CBO Releases Latest Budget Options Report
Today, the Congressional Budget Office (CBO) released its "Options for Reducing the Deficit, 2019-2028" report, featuring 121 policy options and their ten-year budgetary effects. The report updates the last set of budget options that was released in 2016. Each option is covered in detail, with a full description of each and information on how the policy fits into the budget. The report also contains arguments for and against implementation of each option, an explanation of how the change could affect beneficiaries, and other detailed analyses.

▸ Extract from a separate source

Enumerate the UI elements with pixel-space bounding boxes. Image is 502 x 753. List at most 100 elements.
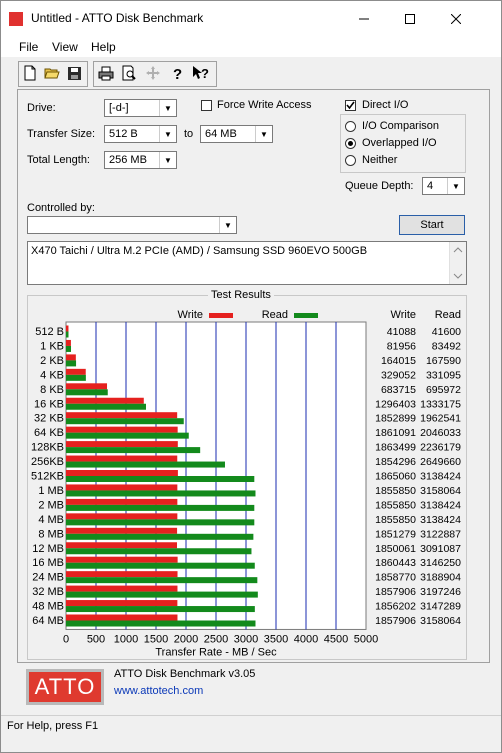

With so many budget options, we’ve highlighted several in each category to show the savings available for lawmakers to consider. Many options are updated versions of long-standing ones in important areas like health care and Social Security, but the report also includes several new options, particularly for revenue after the enactment of the Tax Cuts and Jobs Act.

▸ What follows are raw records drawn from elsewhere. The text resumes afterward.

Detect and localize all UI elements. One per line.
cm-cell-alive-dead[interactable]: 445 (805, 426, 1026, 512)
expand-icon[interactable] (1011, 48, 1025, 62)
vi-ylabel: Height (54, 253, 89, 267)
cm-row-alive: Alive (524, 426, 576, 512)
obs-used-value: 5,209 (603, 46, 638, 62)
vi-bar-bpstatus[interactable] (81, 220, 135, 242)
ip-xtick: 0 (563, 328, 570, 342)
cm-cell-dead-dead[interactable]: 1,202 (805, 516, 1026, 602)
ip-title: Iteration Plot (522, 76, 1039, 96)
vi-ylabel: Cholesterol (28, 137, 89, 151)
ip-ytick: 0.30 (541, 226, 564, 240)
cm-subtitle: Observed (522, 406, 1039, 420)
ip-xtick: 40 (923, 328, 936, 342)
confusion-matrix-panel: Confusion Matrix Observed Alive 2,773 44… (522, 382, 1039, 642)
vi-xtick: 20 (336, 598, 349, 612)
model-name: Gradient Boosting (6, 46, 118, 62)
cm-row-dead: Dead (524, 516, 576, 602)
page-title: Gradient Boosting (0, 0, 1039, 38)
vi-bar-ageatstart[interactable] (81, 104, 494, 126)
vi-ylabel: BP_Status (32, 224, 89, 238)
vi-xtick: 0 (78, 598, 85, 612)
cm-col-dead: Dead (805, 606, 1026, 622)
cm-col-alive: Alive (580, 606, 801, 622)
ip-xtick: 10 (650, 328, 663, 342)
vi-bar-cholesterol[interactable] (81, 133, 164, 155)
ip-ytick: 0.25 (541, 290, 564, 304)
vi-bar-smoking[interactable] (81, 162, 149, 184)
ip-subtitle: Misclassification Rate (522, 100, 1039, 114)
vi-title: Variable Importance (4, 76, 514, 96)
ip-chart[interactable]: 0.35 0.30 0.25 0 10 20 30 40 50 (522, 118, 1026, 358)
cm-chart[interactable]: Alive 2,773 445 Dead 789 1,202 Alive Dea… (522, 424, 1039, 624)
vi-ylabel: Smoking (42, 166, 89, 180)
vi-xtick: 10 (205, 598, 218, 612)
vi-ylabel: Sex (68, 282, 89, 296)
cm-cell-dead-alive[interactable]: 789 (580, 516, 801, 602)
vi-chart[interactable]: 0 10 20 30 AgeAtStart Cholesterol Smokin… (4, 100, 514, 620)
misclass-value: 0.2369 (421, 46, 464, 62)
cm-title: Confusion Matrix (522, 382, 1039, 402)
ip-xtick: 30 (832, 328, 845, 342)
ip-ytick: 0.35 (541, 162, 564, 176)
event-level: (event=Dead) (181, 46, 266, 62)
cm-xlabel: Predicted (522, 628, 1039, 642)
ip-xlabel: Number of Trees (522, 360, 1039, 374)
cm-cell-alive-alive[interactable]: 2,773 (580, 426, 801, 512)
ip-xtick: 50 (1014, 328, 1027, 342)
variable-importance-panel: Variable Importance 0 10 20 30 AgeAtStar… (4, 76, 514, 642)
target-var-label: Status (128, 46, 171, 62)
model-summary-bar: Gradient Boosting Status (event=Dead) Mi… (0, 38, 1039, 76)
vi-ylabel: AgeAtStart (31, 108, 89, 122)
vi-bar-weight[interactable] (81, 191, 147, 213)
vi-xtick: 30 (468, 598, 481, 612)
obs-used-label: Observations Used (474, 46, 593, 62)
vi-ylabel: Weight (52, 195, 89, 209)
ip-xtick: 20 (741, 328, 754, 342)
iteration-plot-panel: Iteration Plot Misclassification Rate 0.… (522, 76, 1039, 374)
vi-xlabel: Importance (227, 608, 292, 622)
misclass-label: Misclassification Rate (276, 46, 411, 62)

Policy Option | Ten-Year Savings |
---|---|
Health Care | |
Increase Medicare Part B and D premiums | $40-418 billion |
Restrict state Medicaid provider taxes | $15-344 billion |
Reform Medicare cost-sharing rules and Medigap plans | $44-116 billion |
Extend Medicaid drug rebates from manufacturers to Medicare Part D drugs | $154 billion |
Modify Medicare Advantage risk adjustment | $47-67 billion |
Social Security | |
Make Social Security's benefit formula more progressive | $7-36 billion |
Use price-indexing for initial benefits instead of wage-indexing | $77-121 billion |
Increase the maximum taxable earnings for Social Security payroll taxes | $785-$1,223 billion |
Expand Social Security to new state and local government employees | $80 billion |
Other Mandatory | |
Reduce crop insurance subsidies | $4-21 billion |
Narrow eligibility for veterans' disability compensation | $4-33 billion |
Eliminate the mandatory portion of Pell Grants | $62 billion |
Limit forgiveness of graduate student loans | $12-32 billion |
Eliminate categorical eligibility for the Supplemental Nutrition Assistance Program | $8 billion |
Discretionary | |
Limit highway and transit funding to expected revenues | $116 billion |
Reduce the size of the federal workforce by 10 percent through attrition | $35 billion |
Cancel additional F-35 Joint Strike Fighters | $13 billion |
Reduce funding for naval ship construction to its 30-year average | $50 billion |
Tax Expenditures | |
Eliminate itemized deductions | $1,312 billion |
Eliminate higher education tax preferences (AOTC, LLC, and student loan interest deductibility) | $188 billion |
Eliminate "step-up basis" for capital gains after inheritance | $105 billion |
Limit the deduction for charitable donations to those above 2 percent of adjusted gross income | $176 billion |
Additional Revenue | |
Increase the corporate income tax by 1 percentage point | $96 billion |
Require half of advertising expenses to be amortized over ten years | $132 billion |
Enact a $25 per metric ton carbon tax | $1,099 billion |
Other | |
Utilize chained CPI for federal spending programs (already in effect for revenue) | $202 billion |
Source: Congressional Budget Office
Alongside the report, CBO has also updated its interactive tool that displays the options contained in this report as well as other options CBO has analyzed in other reports. The tool allows users to search by budget area and topic as well as the date the options were produced.
At a time when debt is projected to nearly double over the next 30 years, deficit reduction is needed more than ever. CBO's budget options provide numerous options for lawmakers to pick from to put our debt on a sustainable path. The report itself also contains a plethora of other information and is a must read for anyone interested in the budget.